1 stocks with a lot of potential that too many Canadians overlook

1 stocks with a lot of potential that too many Canadians overlook

Volatility is back on Wall and Bay Street, with the TSX Index down almost 2% in one day. Just when you thought the stocks would melt ahead of a Santa rally, they took a little steep turnaround. And while there’s plenty to worry about, especially as the odds of a Fed rate cut in December get smaller (maybe lower than 50/50), I’d say it’s the long term that actually counts for those young TFSA investors looking to build generational wealth. A little volatility should undoubtedly have you motivated to pick up some stocks on your radar.

In this piece, I share two high-potential stocks that Canadian investors may overlook. And while they could take a bigger hit on the chin if the selloff worsens, I wouldn’t be afraid to continue averaging into a selloff, especially since the growth prospects and the long-term story itself haven’t really changed in the past few turbulent sessions.

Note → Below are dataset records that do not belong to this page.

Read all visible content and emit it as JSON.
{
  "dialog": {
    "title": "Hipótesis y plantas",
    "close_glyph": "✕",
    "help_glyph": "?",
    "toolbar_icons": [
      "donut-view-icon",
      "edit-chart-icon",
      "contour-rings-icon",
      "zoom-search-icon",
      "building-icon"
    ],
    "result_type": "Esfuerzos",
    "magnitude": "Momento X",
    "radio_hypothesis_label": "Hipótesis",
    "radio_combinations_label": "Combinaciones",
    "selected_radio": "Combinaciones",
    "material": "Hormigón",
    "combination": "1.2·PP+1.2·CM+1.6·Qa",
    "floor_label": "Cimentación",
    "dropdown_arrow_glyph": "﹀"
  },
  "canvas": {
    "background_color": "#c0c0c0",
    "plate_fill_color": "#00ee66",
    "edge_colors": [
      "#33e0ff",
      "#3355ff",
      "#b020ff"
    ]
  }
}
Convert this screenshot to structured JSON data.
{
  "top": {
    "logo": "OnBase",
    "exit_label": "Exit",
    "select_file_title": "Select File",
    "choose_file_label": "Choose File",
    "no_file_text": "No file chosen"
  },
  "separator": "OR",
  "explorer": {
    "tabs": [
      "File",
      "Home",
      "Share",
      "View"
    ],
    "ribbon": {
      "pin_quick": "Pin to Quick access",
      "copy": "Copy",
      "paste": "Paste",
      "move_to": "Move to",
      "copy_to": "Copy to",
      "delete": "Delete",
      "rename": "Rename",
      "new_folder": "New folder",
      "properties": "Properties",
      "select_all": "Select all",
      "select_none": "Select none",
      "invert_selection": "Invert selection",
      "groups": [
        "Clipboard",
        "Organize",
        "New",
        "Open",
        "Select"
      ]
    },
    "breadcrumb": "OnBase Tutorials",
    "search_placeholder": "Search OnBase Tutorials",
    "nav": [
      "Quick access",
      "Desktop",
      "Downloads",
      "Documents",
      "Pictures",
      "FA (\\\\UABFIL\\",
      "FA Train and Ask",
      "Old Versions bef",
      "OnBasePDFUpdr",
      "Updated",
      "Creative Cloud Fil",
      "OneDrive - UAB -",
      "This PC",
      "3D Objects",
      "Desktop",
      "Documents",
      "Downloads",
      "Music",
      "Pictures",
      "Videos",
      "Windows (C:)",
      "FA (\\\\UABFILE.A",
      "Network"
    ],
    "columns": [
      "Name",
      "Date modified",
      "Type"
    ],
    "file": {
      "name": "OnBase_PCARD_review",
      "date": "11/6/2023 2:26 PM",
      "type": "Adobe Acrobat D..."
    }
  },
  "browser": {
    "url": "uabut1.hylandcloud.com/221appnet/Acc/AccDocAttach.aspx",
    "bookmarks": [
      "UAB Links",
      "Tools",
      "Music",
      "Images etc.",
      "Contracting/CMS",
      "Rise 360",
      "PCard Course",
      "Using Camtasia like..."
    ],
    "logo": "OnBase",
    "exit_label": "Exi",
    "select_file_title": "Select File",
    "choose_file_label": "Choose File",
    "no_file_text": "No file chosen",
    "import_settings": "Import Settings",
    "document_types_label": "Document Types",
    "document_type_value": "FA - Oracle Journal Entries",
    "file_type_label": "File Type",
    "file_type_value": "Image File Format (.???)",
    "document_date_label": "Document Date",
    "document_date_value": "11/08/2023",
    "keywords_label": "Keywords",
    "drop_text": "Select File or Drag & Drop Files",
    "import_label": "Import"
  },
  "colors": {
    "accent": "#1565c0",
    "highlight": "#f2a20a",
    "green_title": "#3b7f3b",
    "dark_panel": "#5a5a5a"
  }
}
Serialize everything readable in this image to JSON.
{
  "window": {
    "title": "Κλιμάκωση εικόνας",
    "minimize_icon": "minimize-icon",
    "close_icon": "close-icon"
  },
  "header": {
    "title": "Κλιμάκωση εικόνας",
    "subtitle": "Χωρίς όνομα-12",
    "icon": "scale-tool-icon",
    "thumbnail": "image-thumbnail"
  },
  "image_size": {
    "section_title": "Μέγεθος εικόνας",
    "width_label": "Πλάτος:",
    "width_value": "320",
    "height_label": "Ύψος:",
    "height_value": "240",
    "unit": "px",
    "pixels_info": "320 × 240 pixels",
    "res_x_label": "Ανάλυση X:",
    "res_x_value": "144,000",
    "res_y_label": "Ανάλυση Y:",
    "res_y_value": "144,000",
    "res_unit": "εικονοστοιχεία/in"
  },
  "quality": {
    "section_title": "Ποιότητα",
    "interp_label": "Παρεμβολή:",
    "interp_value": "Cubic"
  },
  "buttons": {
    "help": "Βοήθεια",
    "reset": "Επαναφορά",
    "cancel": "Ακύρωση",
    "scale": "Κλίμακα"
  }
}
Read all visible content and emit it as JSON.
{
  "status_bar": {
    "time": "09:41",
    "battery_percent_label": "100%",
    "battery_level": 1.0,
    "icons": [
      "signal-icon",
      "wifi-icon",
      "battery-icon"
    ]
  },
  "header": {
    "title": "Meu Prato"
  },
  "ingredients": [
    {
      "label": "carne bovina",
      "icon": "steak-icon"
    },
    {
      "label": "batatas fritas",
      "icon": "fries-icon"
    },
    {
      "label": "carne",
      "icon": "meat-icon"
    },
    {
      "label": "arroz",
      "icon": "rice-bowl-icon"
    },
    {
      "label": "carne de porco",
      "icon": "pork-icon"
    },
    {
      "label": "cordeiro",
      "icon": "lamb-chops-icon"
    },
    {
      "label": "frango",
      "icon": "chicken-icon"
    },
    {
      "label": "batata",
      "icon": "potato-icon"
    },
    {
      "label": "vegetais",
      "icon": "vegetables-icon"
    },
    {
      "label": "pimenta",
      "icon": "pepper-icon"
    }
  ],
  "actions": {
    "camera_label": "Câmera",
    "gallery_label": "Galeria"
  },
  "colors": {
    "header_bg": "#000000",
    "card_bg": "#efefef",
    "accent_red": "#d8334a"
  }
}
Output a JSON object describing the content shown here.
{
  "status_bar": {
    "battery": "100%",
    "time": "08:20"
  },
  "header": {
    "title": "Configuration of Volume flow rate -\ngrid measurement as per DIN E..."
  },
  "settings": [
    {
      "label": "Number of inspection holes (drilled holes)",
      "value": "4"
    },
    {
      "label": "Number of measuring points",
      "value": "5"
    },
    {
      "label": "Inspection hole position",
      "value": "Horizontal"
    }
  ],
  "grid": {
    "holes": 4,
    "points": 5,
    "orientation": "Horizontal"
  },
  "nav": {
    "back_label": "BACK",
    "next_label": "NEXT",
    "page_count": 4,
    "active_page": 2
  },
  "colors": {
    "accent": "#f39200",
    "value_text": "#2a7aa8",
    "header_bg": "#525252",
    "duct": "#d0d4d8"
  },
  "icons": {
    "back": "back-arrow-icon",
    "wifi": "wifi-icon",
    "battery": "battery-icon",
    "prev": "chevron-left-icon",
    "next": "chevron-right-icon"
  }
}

The only thing that has likely changed is the price and investor optimism, which appears to have been disrupted by the excessive spending on AI by a few big tech companies. Either way, there’s no need to take the plunge and dive into technical plays that are already almost 10% away from their peak. Although this may be the place where the biggest bargains lie.

Celestica

Celestica (TSX:CLS) shares fell more than 12% during Thursday’s brutal session, and while someIf we want to take profits, I see an opportunity to nibble away very gradually. Of course, buying dips shouldn’t come with the expectation of a quick reward in the short term. If this is the big fear for AI growth or the AI ​​spending-driven downturn we’ve been waiting for, you may want to keep your powder dry as you gradually buy into the dip, which could last for quite some time. It’s hard to say what the next move in the Canadian AI game will be.

Regardless, Celestica is still a popular AI enabler that will benefit greatly from the AI ​​revolution. With all the tools to help big tech achieve its AI ambitions, I wouldn’t be so quick to write off the name. Of course, if you’ve made a good amount of money recently, it only makes sense to take a few chips off the table while you grow up.

Be that as it may, the latest one-day decline seems excessive, and while a 47.7 times lower price-to-earnings (P/E) ratio is hardly a bargain, the growth profile could make such a premium worthwhile. If the stock fell closer to $340 per share, I would become more interested. Until then, it’s worth keeping a close eye on, especially if this AI volatility leads to something much nastier.

Ultimately, a bit of selling in the AI ​​theme is healthy because it takes the froth off and shifts expectations to the right place. For Celestica, it’s more about the market mood than anything else, which is why I’m such a fan of the name, should it make further inroads, through the end of the year, and maybe into next year.